Artifact suppression. For suppression of long timescale artifacts, e.g. long-time scale fluctuations in calcium fluorescence shared across many neurons due to bleaching or other factors, we used PCA to identify large variance PCs (≥ 5% total variance) reflecting these artifacts. Cell activity was then reconstructed using these PCs excluded from reconstruction (O'Shea and Shenoy, 2018). This method was applied only to data for mouse 1 in the rat exposure assay.

Variance thresholding. A minority of recorded cells had very small variance over the course of an experimental session. To exclude these cells from analysis, we identified a representative cell for each trial. Cells with less than 10% of the representative cell’s variance were discarded. The remaining cells were used for further analysis.

Behavior detection. To extract the pose of freely-behaving mice in the described assays, we implemented DeepLabCut (Mathis et al., 2018), an open-source convolutional neural network-based toolbox, to identify mouse nose, ear and tail base xy-coordinates in each recorded video frame. These coordinates were then used to calculate velocity and position at each time point, as well as classify defensive behaviors in an automated manner using custom Matlab scripts. Freezing was defined as epochs of cessation of all movement except for breathing. Approach and escape were defined as epochs when the mouse moved, respectively towards or away from the rat at a velocity exceeding a minimum threshold.

Each numbered folder corresponds to a mouse.  Within each folder:

'neural_data.mat' is a struct containing 'C_raw', the raw CNMF-E output neural data.

______________________________________________________________________________________________

'BehaviorMS.mat' contains a series of vectors or matrices.  Pertinent to this study are:

Rat sessions-
-approachFrameMS and approachIndicesMS
-stretchFrameMS and stretchIndicesMS
-escapeFrameMS and escapeIndicesMS
-freezeFrameMS and freezeIndicesMS

EPM sessions-
-openArmFrameMS and openArmIndicesMS
-closedArmFrameMS and closedArmIndicesMS
Additionally, the separate file 'headDip.mat' gives the headDipFrameMS and headDipIndicesMS for all 
head dips over the edge of the open arms of the EPM.

All '*FrameMS' files give in/out points, aligned to the neural data, for each behavior. 'In' is
column 1 and 'Out' is column 2. All '*IndicesMS' files give logical '0' or '1' values for whether a 
behavior is happening during a frame of neural data.
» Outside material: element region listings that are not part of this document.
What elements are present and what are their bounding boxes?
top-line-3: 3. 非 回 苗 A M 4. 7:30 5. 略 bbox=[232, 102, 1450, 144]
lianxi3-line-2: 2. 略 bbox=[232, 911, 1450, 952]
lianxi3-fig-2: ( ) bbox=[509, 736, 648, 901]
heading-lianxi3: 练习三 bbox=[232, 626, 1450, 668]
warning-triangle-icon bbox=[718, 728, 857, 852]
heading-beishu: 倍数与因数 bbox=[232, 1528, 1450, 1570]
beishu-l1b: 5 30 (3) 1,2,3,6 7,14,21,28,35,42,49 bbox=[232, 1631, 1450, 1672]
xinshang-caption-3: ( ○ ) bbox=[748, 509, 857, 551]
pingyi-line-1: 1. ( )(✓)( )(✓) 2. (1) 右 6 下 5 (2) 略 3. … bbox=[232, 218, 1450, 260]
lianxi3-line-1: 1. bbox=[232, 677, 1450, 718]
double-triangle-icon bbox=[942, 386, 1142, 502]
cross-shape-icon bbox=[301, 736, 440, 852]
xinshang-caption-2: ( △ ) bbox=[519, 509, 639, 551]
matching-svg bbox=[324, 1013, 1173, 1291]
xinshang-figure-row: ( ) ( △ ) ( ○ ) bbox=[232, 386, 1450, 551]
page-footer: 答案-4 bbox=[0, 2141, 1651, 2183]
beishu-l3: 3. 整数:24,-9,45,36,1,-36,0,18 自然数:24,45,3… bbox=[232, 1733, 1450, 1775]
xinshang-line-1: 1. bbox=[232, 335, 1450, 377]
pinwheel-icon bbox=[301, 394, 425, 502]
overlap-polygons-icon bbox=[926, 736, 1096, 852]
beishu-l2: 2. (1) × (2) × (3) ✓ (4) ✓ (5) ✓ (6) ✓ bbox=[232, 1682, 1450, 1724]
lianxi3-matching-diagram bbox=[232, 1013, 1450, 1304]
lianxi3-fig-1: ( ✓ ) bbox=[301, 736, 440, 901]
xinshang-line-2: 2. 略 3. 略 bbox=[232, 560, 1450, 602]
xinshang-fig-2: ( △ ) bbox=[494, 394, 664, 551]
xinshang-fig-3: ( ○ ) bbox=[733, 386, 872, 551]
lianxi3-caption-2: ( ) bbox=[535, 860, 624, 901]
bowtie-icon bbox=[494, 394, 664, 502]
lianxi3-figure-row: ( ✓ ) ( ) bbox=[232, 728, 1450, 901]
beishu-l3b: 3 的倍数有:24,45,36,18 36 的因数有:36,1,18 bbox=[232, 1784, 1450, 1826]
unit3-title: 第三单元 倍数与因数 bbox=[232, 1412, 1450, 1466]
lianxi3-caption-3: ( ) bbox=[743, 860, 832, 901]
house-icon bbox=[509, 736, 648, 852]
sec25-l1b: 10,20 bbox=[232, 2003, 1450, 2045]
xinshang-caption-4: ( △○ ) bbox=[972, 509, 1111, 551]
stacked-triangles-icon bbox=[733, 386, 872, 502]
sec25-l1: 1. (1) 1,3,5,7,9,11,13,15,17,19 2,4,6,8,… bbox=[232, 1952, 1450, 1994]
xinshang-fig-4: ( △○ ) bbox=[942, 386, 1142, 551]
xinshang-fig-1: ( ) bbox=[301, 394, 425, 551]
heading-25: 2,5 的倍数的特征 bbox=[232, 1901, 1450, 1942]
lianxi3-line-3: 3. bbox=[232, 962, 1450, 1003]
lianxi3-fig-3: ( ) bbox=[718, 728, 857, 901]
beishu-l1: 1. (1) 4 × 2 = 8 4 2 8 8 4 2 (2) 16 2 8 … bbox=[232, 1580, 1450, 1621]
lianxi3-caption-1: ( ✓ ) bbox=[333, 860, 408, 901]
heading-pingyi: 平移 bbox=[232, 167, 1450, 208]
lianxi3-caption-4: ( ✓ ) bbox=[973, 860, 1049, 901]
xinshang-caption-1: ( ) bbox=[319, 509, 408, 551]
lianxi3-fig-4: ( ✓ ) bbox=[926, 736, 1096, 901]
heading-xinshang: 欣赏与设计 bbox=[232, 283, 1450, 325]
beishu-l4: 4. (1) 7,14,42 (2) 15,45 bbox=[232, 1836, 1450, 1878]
_______________________________________________________________________________________________

'Tracking.mat' is a struct containing the pertinent fields:
FOR EPM, RAT, and TOY RAT, for each frame of neural data:
'mouse_positionMS', which provides the xy coordinates of the point between the mouse ears.
'mouseAngleMS' provides the angle in radians of mouse head direction.
'mouseVelMS' provides the frame-by-frame velocity of the mouse, in pixels per frame.

FOR RAT and TOY RAT only, for each frame of neural data:
'rat_positionMS' provides the xy coordinates of the point between the rat ears.
'angleDiffMouseHeadDirRatMS' provides the difference in radians between the head direction of the mouse
and the rat position.
'ratVelMS' provides the frame-by-frame velocity of the rat, in pixels per frame.
'distanceMouseRatMS' or 'distanceMouseToyRatMS' provides the distance in pixels between the mouse and rat.